The whole day was so enjoyable that I when I finally came to consciousness after a post-game nap (read: passed out) in the evening, I stumbled into the bathroom, only to recall that a rather hideous and large tattoo was affixed to my right cheek. I remembered, from the elementary school era, that nail polish remover was the best remover of temporary tats. Of course, I couldn’t get a hold of any, and before I knew it, my friend was yelling at me that it was time to get ourselves dressed to go out to the bar. (It seemed early, but I was warned the line at the bar on game day was a force to be reckoned with, which turned out to be true. We waited for almost an hour, to once again dance to Katy Perry). So, in a hurried rush to get myself together, I grabbed the washcloth that had been lent to me for the weekend and began to scrub. I added soap and facewash, I scrubbed in circles and up and down. In retrospect, this likely hurt less than it should have, thanks to the household analgesic known as having too much alcohol in your system. Around an hour later, I noticed some redness, and some time later in the evening, I had developed what was essentially fairly severe rug burn. I am mostly healed by now, and with the aid of some concealer, I no longer look I was punched in the face. But still, explaining the saga of how I came to look like I was pushed down a flight of stairs has been slightly embarrassing, but I’ve been trying to rock it like a proud battle wound.
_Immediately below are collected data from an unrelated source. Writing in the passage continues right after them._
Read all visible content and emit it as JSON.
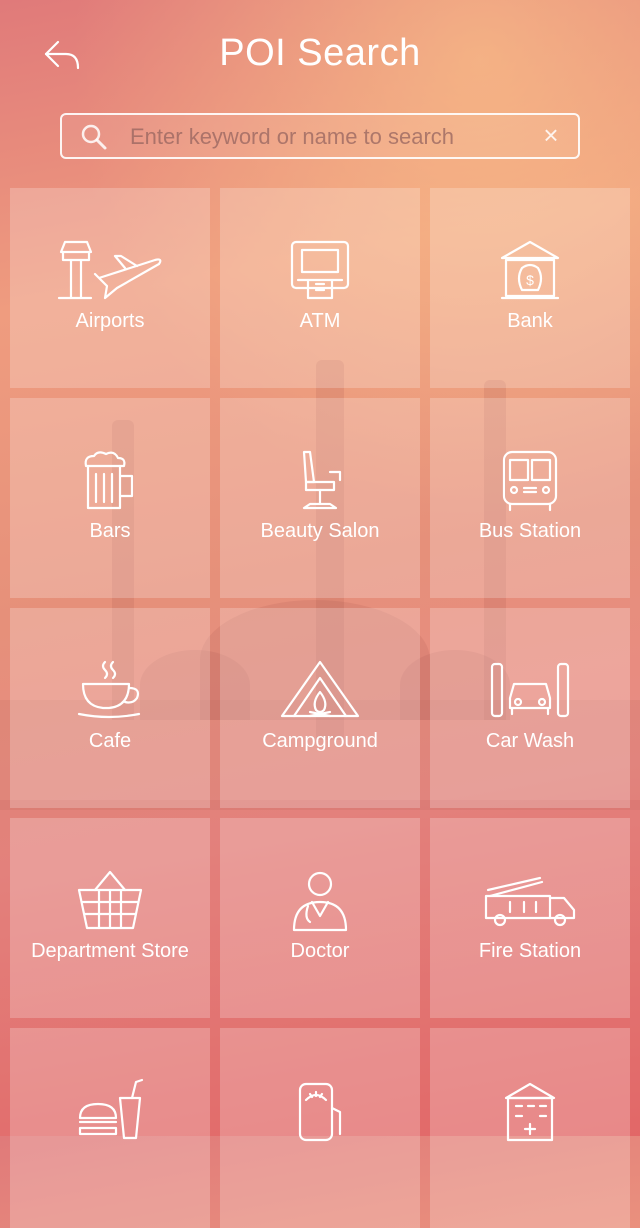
{
  "header": {
    "title": "POI Search"
  },
  "search": {
    "placeholder": "Enter keyword or name to search",
    "value": "",
    "clear_label": "×"
  },
  "categories": [
    {
      "label": "Airports",
      "icon": "airport-icon"
    },
    {
      "label": "ATM",
      "icon": "atm-icon"
    },
    {
      "label": "Bank",
      "icon": "bank-icon"
    },
    {
      "label": "Bars",
      "icon": "beer-mug-icon"
    },
    {
      "label": "Beauty Salon",
      "icon": "salon-chair-icon"
    },
    {
      "label": "Bus Station",
      "icon": "bus-icon"
    },
    {
      "label": "Cafe",
      "icon": "coffee-cup-icon"
    },
    {
      "label": "Campground",
      "icon": "tent-icon"
    },
    {
      "label": "Car Wash",
      "icon": "car-wash-icon"
    },
    {
      "label": "Department Store",
      "icon": "shopping-basket-icon"
    },
    {
      "label": "Doctor",
      "icon": "doctor-icon"
    },
    {
      "label": "Fire Station",
      "icon": "fire-truck-icon"
    },
    {
      "label": "",
      "icon": "fast-food-icon"
    },
    {
      "label": "",
      "icon": "gas-pump-icon"
    },
    {
      "label": "",
      "icon": "hospital-icon"
    }
  ]
}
Though I failed in the spirit (or spirit removal?) department, my expert tailgating companions made sure I seemed like a regular in the delicate art of day-drinking and attending a college football game. Here are some of the tips they educated me with, which helped me seem like I knew what I was doing:

  • Don’t expect to find a clean cup. Bringing your own plastic cup from would be wise.
  • Expect to be spilled on. In other words, don’t wear anything nice.
  • Leave your bag behind. Most stadiums won’t allow you in with a large bag or purse, so…wear something with pockets. Annoying sorority girls ironically wear neon fanny packs embroidered with their Greek letters, but we do not endorse this look.
  • It’s going to be a long day, slow down your drinking. People checking tickets at the stadium will also not let you in if you’re excessively trashed.
  • BYO drinks. Kegs and big, scary vats of punch are likely to be all that’s around. If you prefer something else, that’s your problem.
  • Leave early for the stadium. On big campuses, the stadium can often be a really long walk. Not to mention, once you get there, it’s going to be a mob scene.
  • Know you might not get cell service at the game. We have no confirmation as to whether this is a regularly occuring phenomenon, but when you’re in a relatively small space with over 100,000 people, wireless networks could very well get busy. This happened to me, but fortunately no one got lost.